The American Techniban

by Gordon Mohr

Related link:

Richard Forno coins a spectacular new word -- "Techniban" -- in his anti-CBDTPA essay, Hollings, Valenti, and the American Techniban.

By all means, read his article, even if just for such rhetorical flourishes as are evident in the "nut graf":

The American Techniban are led by Senator Ernest "Fritz" Hollings (D-SC) who serves as the duly-appointed Congressional mouthpiece and elected puppet of the entertainment industry cartels, having received nearly $300,000 in campaign funding from Hollywood since 1997. Known in some circles as the 'Senator From Disney,' Hollings also bears a striking resemblance to a younger Jack Valenti. (Valenti, for those unaware, is CEO of the movie industry's lobby group and the founder of America's Techniban movement.) Brainwashed by the Gospel of Valenti, the American Techniban's goal is simple. Under the guise of 'preserving America's intellectual capital' and supported by the funding of the entertainment industry cartels, they seek to sustain the entertainment industry's Industrial Age business model (and monopolies) in the modern Information Age - where such models are rendered obsolete by emerging technology.

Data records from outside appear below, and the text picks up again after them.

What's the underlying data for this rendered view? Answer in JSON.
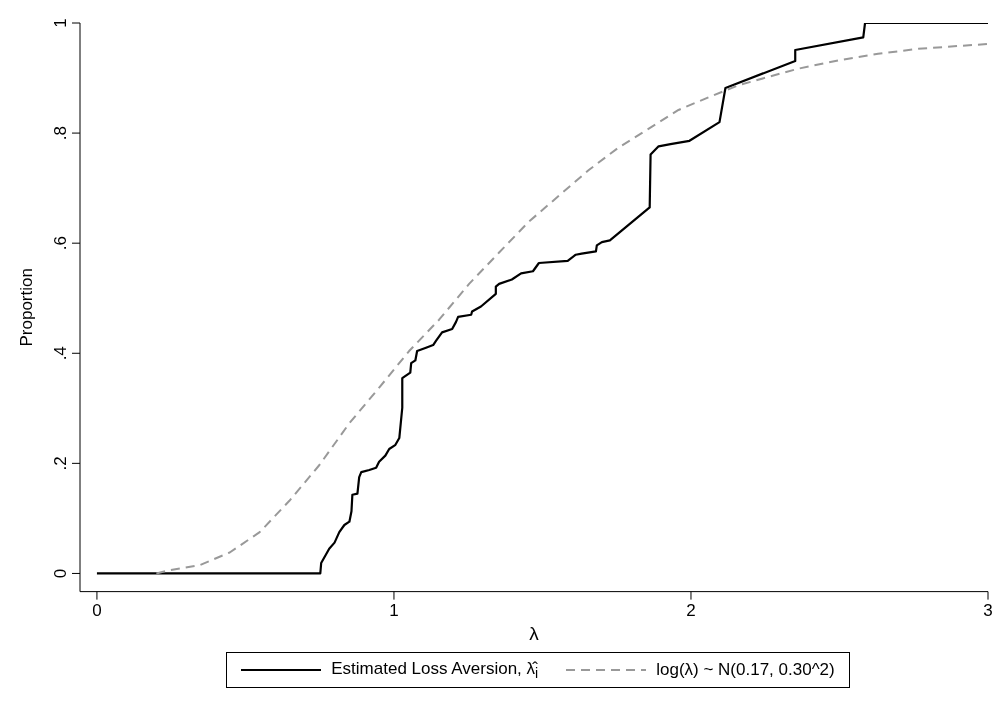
{
  "chart_data": {
    "type": "line",
    "xlabel": "λ",
    "ylabel": "Proportion",
    "xlim": [
      -0.057,
      3
    ],
    "xticks": [
      0,
      1,
      2,
      3
    ],
    "ylim": [
      -0.033,
      1
    ],
    "yticks": [
      0,
      {
        "value": 0.2,
        "label": ".2"
      },
      {
        "value": 0.4,
        "label": ".4"
      },
      {
        "value": 0.6,
        "label": ".6"
      },
      {
        "value": 0.8,
        "label": ".8"
      },
      1
    ],
    "grid": false,
    "legend": "bottom",
    "marker": "none",
    "series": [
      {
        "name": "Estimated Loss Aversion, λ̂$_{i}$",
        "color": "#000000",
        "line_style": "solid",
        "x": [
          0,
          0.752,
          0.755,
          0.782,
          0.8,
          0.816,
          0.833,
          0.85,
          0.857,
          0.86,
          0.877,
          0.883,
          0.89,
          0.917,
          0.94,
          0.95,
          0.971,
          0.984,
          1.004,
          1.018,
          1.028,
          1.028,
          1.055,
          1.058,
          1.072,
          1.078,
          1.108,
          1.132,
          1.142,
          1.162,
          1.196,
          1.209,
          1.216,
          1.26,
          1.263,
          1.293,
          1.343,
          1.343,
          1.354,
          1.397,
          1.428,
          1.468,
          1.488,
          1.585,
          1.612,
          1.632,
          1.68,
          1.683,
          1.7,
          1.727,
          1.861,
          1.864,
          1.891,
          1.931,
          1.995,
          2.096,
          2.116,
          2.351,
          2.351,
          2.58,
          2.586,
          3
        ],
        "values": [
          0,
          0,
          0.019,
          0.045,
          0.056,
          0.075,
          0.088,
          0.094,
          0.113,
          0.143,
          0.145,
          0.175,
          0.184,
          0.188,
          0.192,
          0.203,
          0.214,
          0.226,
          0.233,
          0.246,
          0.301,
          0.355,
          0.365,
          0.382,
          0.387,
          0.404,
          0.41,
          0.415,
          0.423,
          0.438,
          0.444,
          0.457,
          0.466,
          0.47,
          0.476,
          0.485,
          0.508,
          0.521,
          0.526,
          0.534,
          0.545,
          0.549,
          0.564,
          0.568,
          0.579,
          0.581,
          0.585,
          0.596,
          0.602,
          0.605,
          0.665,
          0.761,
          0.776,
          0.78,
          0.786,
          0.82,
          0.882,
          0.931,
          0.951,
          0.974,
          1,
          1
        ]
      },
      {
        "name": "log(λ) ~ N(0.17, 0.30^2)",
        "color": "#999999",
        "line_style": "dashed",
        "x": [
          0.2,
          0.245,
          0.346,
          0.447,
          0.548,
          0.648,
          0.749,
          0.85,
          0.951,
          1.051,
          1.152,
          1.253,
          1.354,
          1.454,
          1.555,
          1.656,
          1.757,
          1.858,
          1.958,
          2.059,
          2.16,
          2.26,
          2.361,
          2.496,
          2.63,
          2.765,
          3
        ],
        "values": [
          0,
          0.006,
          0.015,
          0.038,
          0.075,
          0.132,
          0.197,
          0.273,
          0.338,
          0.404,
          0.461,
          0.526,
          0.583,
          0.639,
          0.686,
          0.733,
          0.774,
          0.808,
          0.842,
          0.865,
          0.887,
          0.902,
          0.917,
          0.932,
          0.944,
          0.953,
          0.962
        ]
      }
    ]
  }
}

However, here I'm more interested in the epidemiology of the "Techniban" neologism.

As of right now, 2002-03-26 11:45a PST, Google only knows of one instance of the word, in a completely different context on a French-language page. (I think it's an academic publisher's name, perhaps a typo.)

How many will Google find a day from now? A week? A month?

I suspect hundreds... not even counting those triggered by this attention!

How and where will you use "Techniban" in your daily life?